Hawking Up Hairballs

Saturday, March 04, 2006

Grizzly Man

A few weeks ago, I watched Grizzly Man, a prize-winning documentary by the German filmmaker Werner Herzog. It tells the story of Timothy Treadwell, an environmental activist who lived among the grizzlies of Alaska for thirteen summers. Late in that thirteenth summer, he and his girlfriend were killed and eaten by one of the grizzlies.

At the time that I saw the movie, I told a friend of mine that I felt Herzog could make a documentary about almost anything and make it interesting. Since then I have been thinking about that. Just what is it that Herzog did that made Grizzly Man so compelling? Well, for one thing, he’s a great filmmaker and he knows how to make a movie, but there’s more to it than that, for Herzog lets you get to know Treadwell in the same way that you would get to know anyone. He shows you how the man presented himself to the world, then digs deeper and a deeper into who Treadway really was until, by the film’s end, we have a much more complicated understanding of the man.

At the beginning of the documentary, Herzog explains in a voiceover that he gave Treadwell a camera with which to film himself in Alaska. The result was more than 100 hours of footage, and that is the source of the on-site shots in the film. Herzog includes some selections from Treadwell at the beginning of the movie, giving us a picture of an environmentalist with a pretty romantic and unrealistic attitude toward the bears and what they might do.

Many Alaskans, including the native Inuits, thought that Treadwell crossed an invisible line, and that he got too close to the animals. Herzog even interviews one man who said that Treadwell got what he deserved. Herzog films the man standing on the flight line of a small Alaskan airport. The camera angle is the same throughout the interview, showing the man from about the chest up. Throughout he has on a pair of dark sunglasses, so you can’t see his eyes. That was a great touch in my opinion.

As the movie goes on, it becomes apparent that Treadwell was a man who craved celebrity and that, by spending his summers among the grizzlies, he found that celebrity. In one sense, he was exploiting the animals for his own personal satisfaction. He said that he spent his summers among them to draw attention to the killing of the grizzlies and the destruction of their habitats. However, he spent those summers camping out in a national park where the bears were protected. Those particular animals were in no danger.
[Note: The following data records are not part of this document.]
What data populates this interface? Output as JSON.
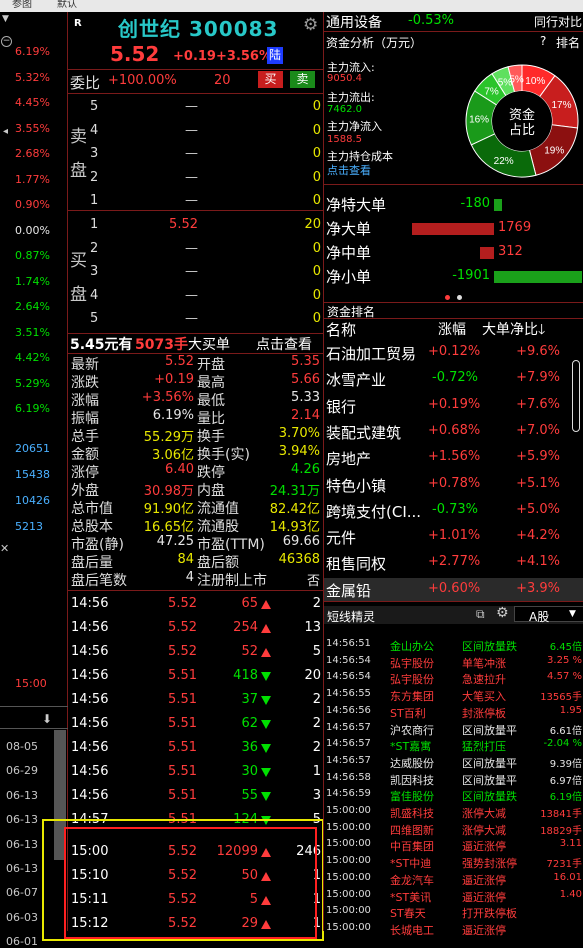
{
  "menubar": {
    "item1": "参图",
    "item2": "默认"
  },
  "left_panel": {
    "pcts": [
      "6.19%",
      "5.32%",
      "4.45%",
      "3.55%",
      "2.68%",
      "1.77%",
      "0.90%",
      "0.00%",
      "0.87%",
      "1.74%",
      "2.64%",
      "3.51%",
      "4.42%",
      "5.29%",
      "6.19%"
    ],
    "vols": [
      "20651",
      "15438",
      "10426",
      "5213"
    ],
    "time": "15:00",
    "dates": [
      "08-05",
      "06-29",
      "06-13",
      "06-13",
      "06-13",
      "06-13",
      "06-07",
      "06-03",
      "06-01"
    ]
  },
  "stock": {
    "flag": "R",
    "name": "创世纪",
    "code": "300083",
    "price": "5.52",
    "change": "+0.19",
    "pct": "+3.56%",
    "tag": "陆"
  },
  "weibi": {
    "label": "委比",
    "ratio": "+100.00%",
    "diff": "20",
    "buy": "买",
    "sell": "卖"
  },
  "sell_label": [
    "卖",
    "盘"
  ],
  "buy_label": [
    "买",
    "盘"
  ],
  "sell_orders": [
    {
      "n": "5",
      "price": "—",
      "vol": "0"
    },
    {
      "n": "4",
      "price": "—",
      "vol": "0"
    },
    {
      "n": "3",
      "price": "—",
      "vol": "0"
    },
    {
      "n": "2",
      "price": "—",
      "vol": "0"
    },
    {
      "n": "1",
      "price": "—",
      "vol": "0"
    }
  ],
  "buy_orders": [
    {
      "n": "1",
      "price": "5.52",
      "vol": "20"
    },
    {
      "n": "2",
      "price": "—",
      "vol": "0"
    },
    {
      "n": "3",
      "price": "—",
      "vol": "0"
    },
    {
      "n": "4",
      "price": "—",
      "vol": "0"
    },
    {
      "n": "5",
      "price": "—",
      "vol": "0"
    }
  ],
  "bigorder": {
    "price": "5.45元有",
    "vol": "5073手",
    "label": "大买单",
    "link": "点击查看"
  },
  "stats": [
    {
      "l1": "最新",
      "v1": "5.52",
      "c1": "red",
      "l2": "开盘",
      "v2": "5.35",
      "c2": "red"
    },
    {
      "l1": "涨跌",
      "v1": "+0.19",
      "c1": "red",
      "l2": "最高",
      "v2": "5.66",
      "c2": "red"
    },
    {
      "l1": "涨幅",
      "v1": "+3.56%",
      "c1": "red",
      "l2": "最低",
      "v2": "5.33",
      "c2": "white"
    },
    {
      "l1": "振幅",
      "v1": "6.19%",
      "c1": "white",
      "l2": "量比",
      "v2": "2.14",
      "c2": "red"
    },
    {
      "l1": "总手",
      "v1": "55.29万",
      "c1": "yellow",
      "l2": "换手",
      "v2": "3.70%",
      "c2": "yellow"
    },
    {
      "l1": "金额",
      "v1": "3.06亿",
      "c1": "yellow",
      "l2": "换手(实)",
      "v2": "3.94%",
      "c2": "yellow"
    },
    {
      "l1": "涨停",
      "v1": "6.40",
      "c1": "red",
      "l2": "跌停",
      "v2": "4.26",
      "c2": "green"
    },
    {
      "l1": "外盘",
      "v1": "30.98万",
      "c1": "red",
      "l2": "内盘",
      "v2": "24.31万",
      "c2": "green"
    },
    {
      "l1": "总市值",
      "v1": "91.90亿",
      "c1": "yellow",
      "l2": "流通值",
      "v2": "82.42亿",
      "c2": "yellow"
    },
    {
      "l1": "总股本",
      "v1": "16.65亿",
      "c1": "yellow",
      "l2": "流通股",
      "v2": "14.93亿",
      "c2": "yellow"
    },
    {
      "l1": "市盈(静)",
      "v1": "47.25",
      "c1": "white",
      "l2": "市盈(TTM)",
      "v2": "69.66",
      "c2": "white"
    },
    {
      "l1": "盘后量",
      "v1": "84",
      "c1": "yellow",
      "l2": "盘后额",
      "v2": "46368",
      "c2": "yellow"
    },
    {
      "l1": "盘后笔数",
      "v1": "4",
      "c1": "white",
      "l2": "注册制上市",
      "v2": "否",
      "c2": "white"
    }
  ],
  "ticks": [
    {
      "t": "14:56",
      "p": "5.52",
      "v": "65",
      "d": "up",
      "n": "2"
    },
    {
      "t": "14:56",
      "p": "5.52",
      "v": "254",
      "d": "up",
      "n": "13"
    },
    {
      "t": "14:56",
      "p": "5.52",
      "v": "52",
      "d": "up",
      "n": "5"
    },
    {
      "t": "14:56",
      "p": "5.51",
      "v": "418",
      "d": "dn",
      "n": "20"
    },
    {
      "t": "14:56",
      "p": "5.51",
      "v": "37",
      "d": "dn",
      "n": "2"
    },
    {
      "t": "14:56",
      "p": "5.51",
      "v": "62",
      "d": "dn",
      "n": "2"
    },
    {
      "t": "14:56",
      "p": "5.51",
      "v": "36",
      "d": "dn",
      "n": "2"
    },
    {
      "t": "14:56",
      "p": "5.51",
      "v": "30",
      "d": "dn",
      "n": "1"
    },
    {
      "t": "14:56",
      "p": "5.51",
      "v": "55",
      "d": "dn",
      "n": "3"
    },
    {
      "t": "14:57",
      "p": "5.51",
      "v": "124",
      "d": "dn",
      "n": "5"
    },
    {
      "t": "15:00",
      "p": "5.52",
      "v": "12099",
      "d": "up",
      "n": "246"
    },
    {
      "t": "15:10",
      "p": "5.52",
      "v": "50",
      "d": "up",
      "n": "1"
    },
    {
      "t": "15:11",
      "p": "5.52",
      "v": "5",
      "d": "up",
      "n": "1"
    },
    {
      "t": "15:12",
      "p": "5.52",
      "v": "29",
      "d": "up",
      "n": "1"
    }
  ],
  "sector": {
    "name": "通用设备",
    "pct": "-0.53%",
    "link": "同行对比"
  },
  "fund": {
    "title": "资金分析（万元）",
    "help": "?",
    "rank": "排名",
    "inflow_label": "主力流入:",
    "inflow": "9050.4",
    "outflow_label": "主力流出:",
    "outflow": "7462.0",
    "net_label": "主力净流入",
    "net": "1588.5",
    "cost_label": "主力持仓成本",
    "cost_link": "点击查看",
    "donut_center": [
      "资金",
      "占比"
    ],
    "donut": [
      {
        "label": "10%",
        "value": 10,
        "color": "#ff2a2a"
      },
      {
        "label": "17%",
        "value": 17,
        "color": "#c81e1e"
      },
      {
        "label": "19%",
        "value": 19,
        "color": "#8c1010"
      },
      {
        "label": "22%",
        "value": 22,
        "color": "#0a6a0a"
      },
      {
        "label": "16%",
        "value": 16,
        "color": "#1a9a1a"
      },
      {
        "label": "7%",
        "value": 7,
        "color": "#2ac42a"
      },
      {
        "label": "5%",
        "value": 5,
        "color": "#5ee05e"
      },
      {
        "label": "5%",
        "value": 4,
        "color": "#ff5a5a"
      }
    ]
  },
  "netflow": [
    {
      "label": "净特大单",
      "value": "-180",
      "bar": -180,
      "color": "green"
    },
    {
      "label": "净大单",
      "value": "1769",
      "bar": 1769,
      "color": "red"
    },
    {
      "label": "净中单",
      "value": "312",
      "bar": 312,
      "color": "red"
    },
    {
      "label": "净小单",
      "value": "-1901",
      "bar": -1901,
      "color": "green"
    }
  ],
  "rank": {
    "title": "资金排名",
    "headers": [
      "名称",
      "涨幅",
      "大单净比"
    ],
    "rows": [
      {
        "name": "石油加工贸易",
        "pct": "+0.12%",
        "ratio": "+9.6%"
      },
      {
        "name": "冰雪产业",
        "pct": "-0.72%",
        "ratio": "+7.9%"
      },
      {
        "name": "银行",
        "pct": "+0.19%",
        "ratio": "+7.6%"
      },
      {
        "name": "装配式建筑",
        "pct": "+0.68%",
        "ratio": "+7.0%"
      },
      {
        "name": "房地产",
        "pct": "+1.56%",
        "ratio": "+5.9%"
      },
      {
        "name": "特色小镇",
        "pct": "+0.78%",
        "ratio": "+5.1%"
      },
      {
        "name": "跨境支付(CI...",
        "pct": "-0.73%",
        "ratio": "+5.0%"
      },
      {
        "name": "元件",
        "pct": "+1.01%",
        "ratio": "+4.2%"
      },
      {
        "name": "租售同权",
        "pct": "+2.77%",
        "ratio": "+4.1%"
      },
      {
        "name": "金属铅",
        "pct": "+0.60%",
        "ratio": "+3.9%"
      }
    ]
  },
  "spirit": {
    "title": "短线精灵",
    "market": "A股",
    "rows": [
      {
        "t": "14:56:51",
        "name": "金山办公",
        "ev": "区间放量跌",
        "val": "6.45倍",
        "ec": "green"
      },
      {
        "t": "14:56:54",
        "name": "弘宇股份",
        "ev": "单笔冲涨",
        "val": "3.25 %",
        "ec": "red"
      },
      {
        "t": "14:56:54",
        "name": "弘宇股份",
        "ev": "急速拉升",
        "val": "4.57 %",
        "ec": "red"
      },
      {
        "t": "14:56:55",
        "name": "东方集团",
        "ev": "大笔买入",
        "val": "13565手",
        "ec": "red"
      },
      {
        "t": "14:56:56",
        "name": "ST百利",
        "ev": "封涨停板",
        "val": "1.95",
        "ec": "red"
      },
      {
        "t": "14:56:57",
        "name": "沪农商行",
        "ev": "区间放量平",
        "val": "6.61倍",
        "ec": "white"
      },
      {
        "t": "14:56:57",
        "name": "*ST嘉寓",
        "ev": "猛烈打压",
        "val": "-2.04 %",
        "ec": "green"
      },
      {
        "t": "14:56:57",
        "name": "达威股份",
        "ev": "区间放量平",
        "val": "9.39倍",
        "ec": "white"
      },
      {
        "t": "14:56:58",
        "name": "凯因科技",
        "ev": "区间放量平",
        "val": "6.97倍",
        "ec": "white"
      },
      {
        "t": "14:56:59",
        "name": "富佳股份",
        "ev": "区间放量跌",
        "val": "6.19倍",
        "ec": "green"
      },
      {
        "t": "15:00:00",
        "name": "凯盛科技",
        "ev": "涨停大减",
        "val": "13841手",
        "ec": "red"
      },
      {
        "t": "15:00:00",
        "name": "四维图新",
        "ev": "涨停大减",
        "val": "18829手",
        "ec": "red"
      },
      {
        "t": "15:00:00",
        "name": "中百集团",
        "ev": "逼近涨停",
        "val": "3.11",
        "ec": "red"
      },
      {
        "t": "15:00:00",
        "name": "*ST中迪",
        "ev": "强势封涨停",
        "val": "7231手",
        "ec": "red"
      },
      {
        "t": "15:00:00",
        "name": "金龙汽车",
        "ev": "逼近涨停",
        "val": "16.01",
        "ec": "red"
      },
      {
        "t": "15:00:00",
        "name": "*ST美讯",
        "ev": "逼近涨停",
        "val": "1.40",
        "ec": "red"
      },
      {
        "t": "15:00:00",
        "name": "ST春天",
        "ev": "打开跌停板",
        "val": "",
        "ec": "red"
      },
      {
        "t": "15:00:00",
        "name": "长城电工",
        "ev": "逼近涨停",
        "val": "",
        "ec": "red"
      }
    ]
  }
}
On the other hand, Treadwell was a very effective fundraiser and a dynamic spokesman for the environmental movement. He was apparently particularly good with kids and, though he died in his mid-forties, the grizzlies might fairly be said to have saved his life. As Treadwell himself acknowledges in the film, before he discovered the bears, he was an alcoholic who lived a life of boozing and brawling. His concern for the animals brought him out of all that. As I said earlier, it’s a more complicated portrait than it first appeared, and Herzog handles like the master that he is.

My favorite Herzog documentary is the one that he did about Klaus Kinski. Talk about wild. It’s a must see. The English title is My Best Fiend. That’s a terrible title. In German it’s Mein liebster Feind. In the first place the German word “feind” doesn’t mean “fiend”. It means “enemy”. The best translation of the title would be My Most Beloved Enemy. That expresses the sort of love-hate relationship portrayed in the documentary.